XMP will take us through all three.


“People talk about e-fuel or whatever, for me, it’s all bio-fuel – it’s fuel at the exhaust, it’s the same. Today, the main difficulty we have for this is the quantity of synthetic fuel available at the market. It’s difficult because of this, but I am optimistic for 2027 that this is something which could work.

“We know that not all of the world has, for example, EV cars – everywhere is not like Europe and North America, we know that ICE cars will be around for some time yet.”

Electric vehicles

“We have seen already a lot of demonstration cars and some race cars and we know this can work perfectly. The main issue is still charging the cars. We can perform a stage of around 30 kilometers without a problem and at a good pace.

“I know from my experience with Formula E [as performance director at DS] the challenges we face with the battery. For a sprint race like in Formula E, it’s no problem.

“But if you want a race like a Formula 1 race then with the [Formula E] battery, you need to swap it 10 times in the race – for the long race Formula E is not proper yet.”


“This is something that is more new, but we still have some good examples in different projects like cross-country and WEC. It’s very challenging and we have to consider the big picture for the WRC is to promote technology and its partners and we have to do this all over the world and not just in Europe or North America.

“We have already some passenger cars running with hydrogen, but what we also have to consider with hydrogen is the network for distribution to fill the cars. If we think it is complicated for EVs then imagine what it can be like for hydrogen.”


“It’s not easy! It’s really not easy and we don’t want to make any mistakes. You know, we are the fan as well and we have to make sure the sport is right for everybody. It has to be right for all of the stakeholders, we need to be sure we have the buy-in from the manufacturers – we can do nothing without them. But, like I say, we have to remember the fans as well. We want to continue to attract the fans to these events.

“The good thing for us is that we have many cars competing already in all of these different technology areas, for hybrid we have Formula 1 and WEC and [WRC] and for hydrogen we are seeing cars coming very soon and, of course, there’s Formula E and lots of internal combustion, ICE series still.

“We need to organize a championship and to do that we need drivers, fans, sponsors, partners… we have to attract them and it’s about a compromise. OK, we could organize a championship which is using the internal combustion engine and a lot of fans would love it with the noise and the sound, but is it the best way to attract the manufacturers even if we use the bio-fuel? I’m not sure.

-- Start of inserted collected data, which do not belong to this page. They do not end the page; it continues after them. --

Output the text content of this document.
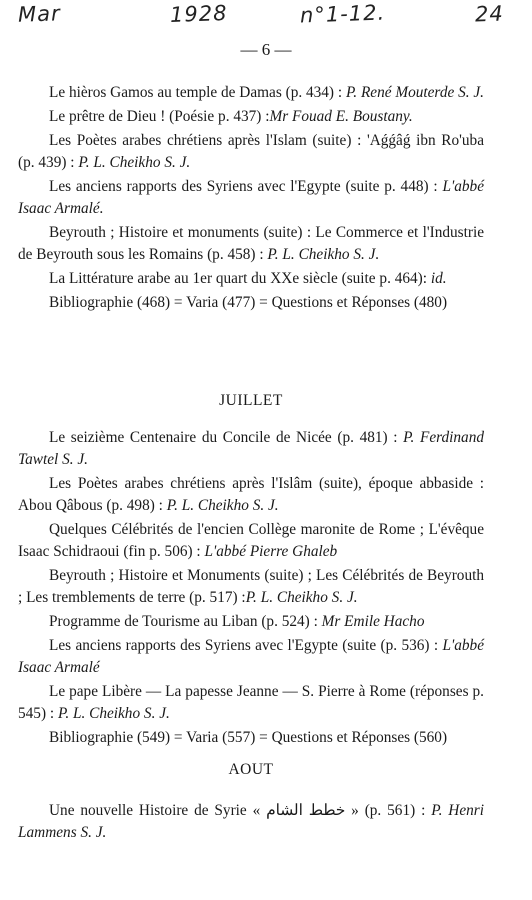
Mar	1928	n°1-12.	24
— 6 —

Le hièros Gamos au temple de Damas (p. 434) : P. René Mouterde S. J.

Le prêtre de Dieu ! (Poésie p. 437) :Mr Fouad E. Boustany.

Les Poètes arabes chrétiens après l'Islam (suite) : 'Aǵǵâǵ ibn Ro'uba (p. 439) : P. L. Cheikho S. J.

Les anciens rapports des Syriens avec l'Egypte (suite p. 448) : L'abbé Isaac Armalé.

Beyrouth ; Histoire et monuments (suite) : Le Commerce et l'Industrie de Beyrouth sous les Romains (p. 458) : P. L. Cheikho S. J.

La Littérature arabe au 1er quart du XXe siècle (suite p. 464): id.

Bibliographie (468) = Varia (477) = Questions et Réponses (480)

JUILLET

Le seizième Centenaire du Concile de Nicée (p. 481) : P. Ferdinand Tawtel S. J.

Les Poètes arabes chrétiens après l'Islâm (suite), époque abbaside : Abou Qâbous (p. 498) : P. L. Cheikho S. J.

Quelques Célébrités de l'encien Collège maronite de Rome ; L'évêque Isaac Schidraoui (fin p. 506) : L'abbé Pierre Ghaleb

Beyrouth ; Histoire et Monuments (suite) ; Les Célébrités de Beyrouth ; Les tremblements de terre (p. 517) :P. L. Cheikho S. J.

Programme de Tourisme au Liban (p. 524) : Mr Emile Hacho

Les anciens rapports des Syriens avec l'Egypte (suite (p. 536) : L'abbé Isaac Armalé

Le pape Libère — La papesse Jeanne — S. Pierre à Rome (réponses p. 545) : P. L. Cheikho S. J.

Bibliographie (549) = Varia (557) = Questions et Réponses (560)

AOUT

Une nouvelle Histoire de Syrie « خطط الشام » (p. 561) : P. Henri Lammens S. J.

“What is very good now is the chassis, I think we can all agree that we have a good base. We made big improvements for safety and the regulations, this part of the car is very relevant and keeping this for the future makes sense. Regarding the power unit, battery, hydrogen or ICE, I don’t know, but we know we can put them all in the current chassis.

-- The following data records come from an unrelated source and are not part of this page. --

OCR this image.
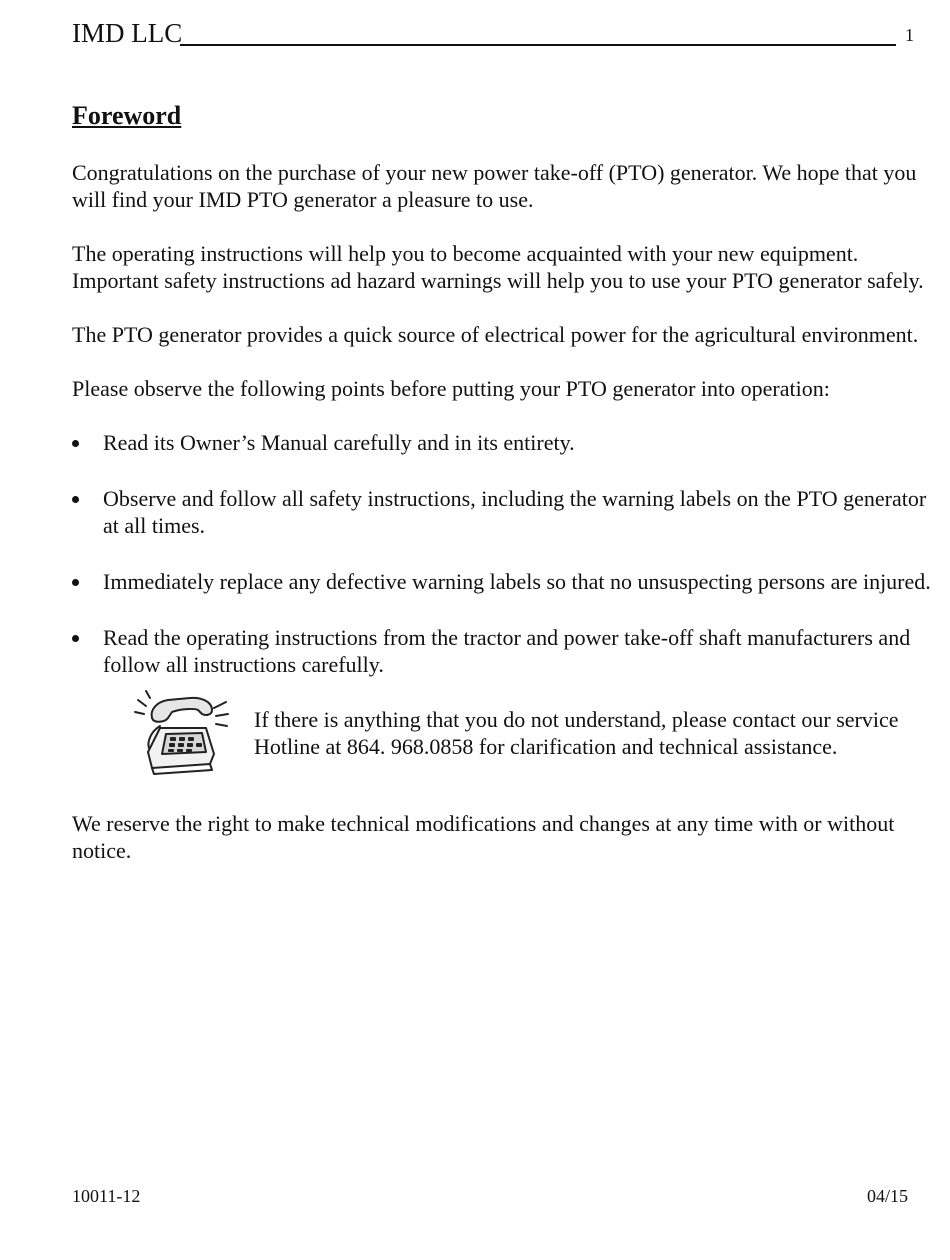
IMD LLC	1
Foreword

Congratulations on the purchase of your new power take-off (PTO) generator. We hope that you will find your IMD PTO generator a pleasure to use.

The operating instructions will help you to become acquainted with your new equipment. Important safety instructions ad hazard warnings will help you to use your PTO generator safely.

The PTO generator provides a quick source of electrical power for the agricultural environment.

Please observe the following points before putting your PTO generator into operation:

Read its Owner’s Manual carefully and in its entirety.
Observe and follow all safety instructions, including the warning labels on the PTO generator at all times.
Immediately replace any defective warning labels so that no unsuspecting persons are injured.
Read the operating instructions from the tractor and power take-off shaft manufacturers and follow all instructions carefully.
If there is anything that you do not understand, please contact our service Hotline at 864. 968.0858 for clarification and technical assistance.

We reserve the right to make technical modifications and changes at any time with or without notice.

10011-12	04/15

“We have to take care. We have to take our time to test the temperature of the water and to think about everything.


“My goal is to be sure all manufacturers who want to be involved in the World Rally Championship are able to use the championship as a showcase for the brand and technology.

“It’s also very important to keep in mind the cost has to be managed properly, it’s important to avoid any cost increase without being sure the [return on investment] is at the same level – this is why we cannot deploy all of the technology altogether. Let’s do it carefully.

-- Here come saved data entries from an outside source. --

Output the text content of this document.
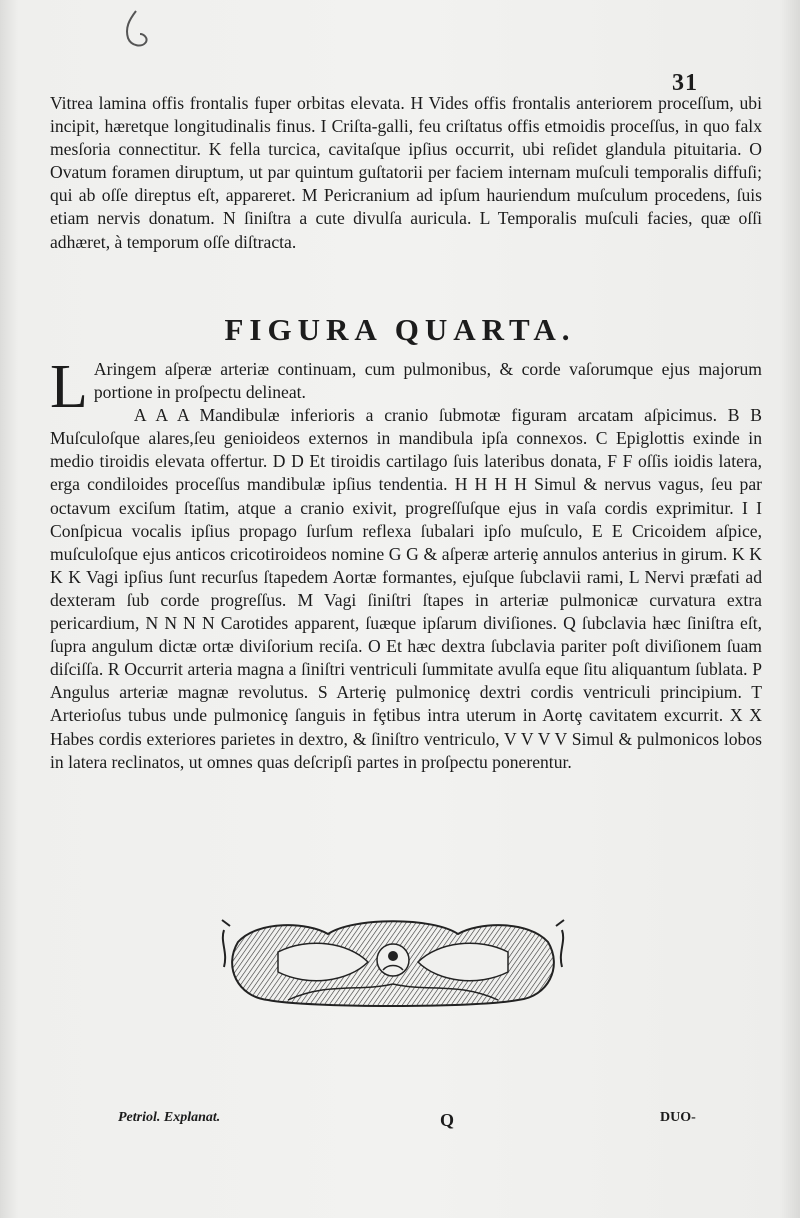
31

Vitrea lamina offis frontalis fuper orbitas elevata. H Vides offis frontalis anteriorem proceſſum, ubi incipit, hæretque longitudinalis finus. I Criſta-galli, feu criſtatus offis etmoidis proceſſus, in quo falx mesſoria connectitur. K fella turcica, cavitaſque ipſius occurrit, ubi reſidet glandula pituitaria. O Ovatum foramen diruptum, ut par quintum guſtatorii per faciem internam muſculi temporalis diffuſi; qui ab oſſe direptus eſt, appareret. M Pericranium ad ipſum hauriendum muſculum procedens, ſuis etiam nervis donatum. N ſiniſtra a cute divulſa auricula. L Temporalis muſculi facies, quæ oſſi adhæret, à temporum oſſe diſtracta.

FIGURA QUARTA.
L Aringem aſperæ arteriæ continuam, cum pulmonibus, & corde vaſorumque ejus majorum portione in proſpectu delineat.

A A A Mandibulæ inferioris a cranio ſubmotæ figuram arcatam aſpicimus. B B Muſculoſque alares,ſeu genioideos externos in mandibula ipſa connexos. C Epiglottis exinde in medio tiroidis elevata offertur. D D Et tiroidis cartilago ſuis lateribus donata, F F oſſis ioidis latera, erga condiloides proceſſus mandibulæ ipſius tendentia. H H H H Simul & nervus vagus, ſeu par octavum exciſum ſtatim, atque a cranio exivit, progreſſuſque ejus in vaſa cordis exprimitur. I I Conſpicua vocalis ipſius propago ſurſum reflexa ſubalari ipſo muſculo, E E Cricoidem aſpice, muſculoſque ejus anticos cricotiroideos nomine G G & aſperæ arteriȩ annulos anterius in girum. K K K K Vagi ipſius ſunt recurſus ſtapedem Aortæ formantes, ejuſque ſubclavii rami, L Nervi præfati ad dexteram ſub corde progreſſus. M Vagi ſiniſtri ſtapes in arteriæ pulmonicæ curvatura extra pericardium, N N N N Carotides apparent, ſuæque ipſarum diviſiones. Q ſubclavia hæc ſiniſtra eſt, ſupra angulum dictæ ortæ diviſorium reciſa. O Et hæc dextra ſubclavia pariter poſt diviſionem ſuam diſciſſa. R Occurrit arteria magna a ſiniſtri ventriculi ſummitate avulſa eque ſitu aliquantum ſublata. P Angulus arteriæ magnæ revolutus. S Arteriȩ pulmonicȩ dextri cordis ventriculi principium. T Arterioſus tubus unde pulmonicȩ ſanguis in fȩtibus intra uterum in Aortȩ cavitatem excurrit. X X Habes cordis exteriores parietes in dextro, & ſiniſtro ventriculo, V V V V Simul & pulmonicos lobos in latera reclinatos, ut omnes quas deſcripſi partes in proſpectu ponerentur.

Petriol. Explanat.	Q	DUO-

“It would be very easy for me in the short-term to open it up and say: ‘It’s fully open for bio-fuel, for EV for everything… do what you want and we bring balance of performance.’ I’m pretty sure nobody wants that. We are here to develop the championship with the promoter and for that we need the correct regulation and this is our target for the future.

“I know everybody wants to know where we go, but when we talk with everybody interested to compete in the future of the WRC, we don’t have the same answer on this question: one pushes for EV, the other for hydrogen, the another wants to stay like it is now… It’s complicated, but we are working very hard on it.”

The same can be said from all sides of the table.